Well, their stage looks playful, framed as it is with giant white teeth that light up in various bright colours. They are something to fix the attention on as the four anonymous figures indulge in yet another overcooked dollop of humourless freak folkery from their latest sonic bombardment, Centipede Hz.

The gnashes also make you want to see the dentist. Something that would be marginally more preferable than enduring some of the quartet's more arduous neo-psychedelic workouts and Tare's droning, impenetrable lyrics on bleep-laden dirges such as "Wide Eyed", "Today's Supernatural" and "Applesauce", where we're informed "When I was young I thought fruit was an infinite thing/ I'd be sad to wake up and find all of my cherries are charred or they're rotted to ruin." Yeah, I hear you: fruit rots, man.

While fellow American experimentalists MGMT have soared magnificently (Oracular Spectaculer) before crashing down to terra firma (Congratulations) in the space of two albums, Animal Collective have industriously stayed at the crease, Geoffrey Boycott-like, releasing an eye-popping nine albums in 15 years.

The Baltimore noodlers had been steadily gaining acclaim on each of their electronic excursions before hitting critical and commercial pay-dirt with their eighth record, 2009's relatively tranquil, sample-laden Merriweather Post Pavilion. An album which was wildly praised in one quarter as "one of the landmark American albums of the century so far". Well, we could definitely have done with more of the accessible tracks from Merriweather here and the album provides the only highlights, most notably "Lion in a Coma" the dizzying, Underworld-like "Brother Sport" and the giddy "My Girls".

The four (sometimes two or even three)-piece, made up of Tare and sampler-and-synth maestros Panda Bear, Deakin and Geologist, appear to be wilfully alienating their newly won audience with an over-reliance on tracks from Centipede Hz, a record that's uncompromisingly jarring, avant-garde and loopy. Which is not always the tonic on a Sunday night.
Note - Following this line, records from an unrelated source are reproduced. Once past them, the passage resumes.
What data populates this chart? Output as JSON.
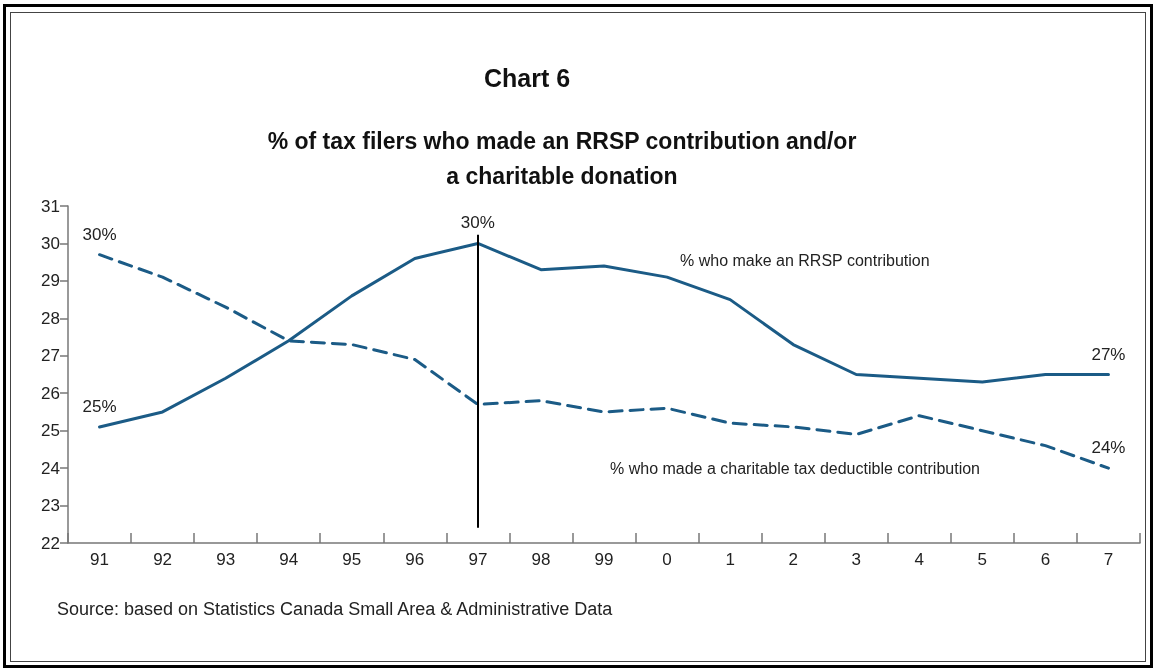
{
  "chart_data": {
    "type": "line",
    "title": "Chart 6",
    "subtitle": "% of tax filers who made an RRSP contribution and/or\na charitable donation",
    "annotations": [
      "Source: based on Statistics Canada Small Area & Administrative Data"
    ],
    "categories": [
      "91",
      "92",
      "93",
      "94",
      "95",
      "96",
      "97",
      "98",
      "99",
      "0",
      "1",
      "2",
      "3",
      "4",
      "5",
      "6",
      "7"
    ],
    "series": [
      {
        "name": "% who make an RRSP contribution",
        "color": "#1b5b86",
        "line_style": "solid",
        "values": [
          25.1,
          25.5,
          26.4,
          27.4,
          28.6,
          29.6,
          30.0,
          29.3,
          29.4,
          29.1,
          28.5,
          27.3,
          26.5,
          26.4,
          26.3,
          26.5,
          26.5
        ],
        "value_labels": [
          "25%",
          null,
          null,
          null,
          null,
          null,
          "30%",
          null,
          null,
          null,
          null,
          null,
          null,
          null,
          null,
          null,
          "27%"
        ]
      },
      {
        "name": "% who made a charitable tax deductible contribution",
        "color": "#1b5b86",
        "line_style": "dashed",
        "values": [
          29.7,
          29.1,
          28.3,
          27.4,
          27.3,
          26.9,
          25.7,
          25.8,
          25.5,
          25.6,
          25.2,
          25.1,
          24.9,
          25.4,
          25.0,
          24.6,
          24.0
        ],
        "value_labels": [
          "30%",
          null,
          null,
          null,
          null,
          null,
          null,
          null,
          null,
          null,
          null,
          null,
          null,
          null,
          null,
          null,
          "24%"
        ]
      }
    ],
    "ylim": [
      22,
      31
    ],
    "yticks": [
      22,
      23,
      24,
      25,
      26,
      27,
      28,
      29,
      30,
      31
    ],
    "grid": false,
    "legend": false,
    "marker": "none",
    "ref_lines": [
      {
        "axis": "x",
        "value": "97",
        "color": "#000000"
      }
    ]
  }
}
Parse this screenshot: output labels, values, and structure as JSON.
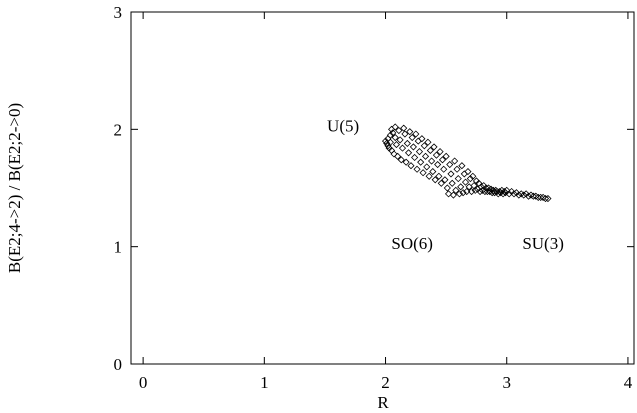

This admirably always evolving act largely ignore their "older" material, save for "Peacebone" from 2007's Strawberry Jam and "Cobwebs" from Water Curses (from 2008, so not exactly doddery). You sense everybody here would be content with a simple run through Merriweather. However, Tare and co opt for "playing" with our ears instead. Not a minute too soon, mercifully, the playing ends.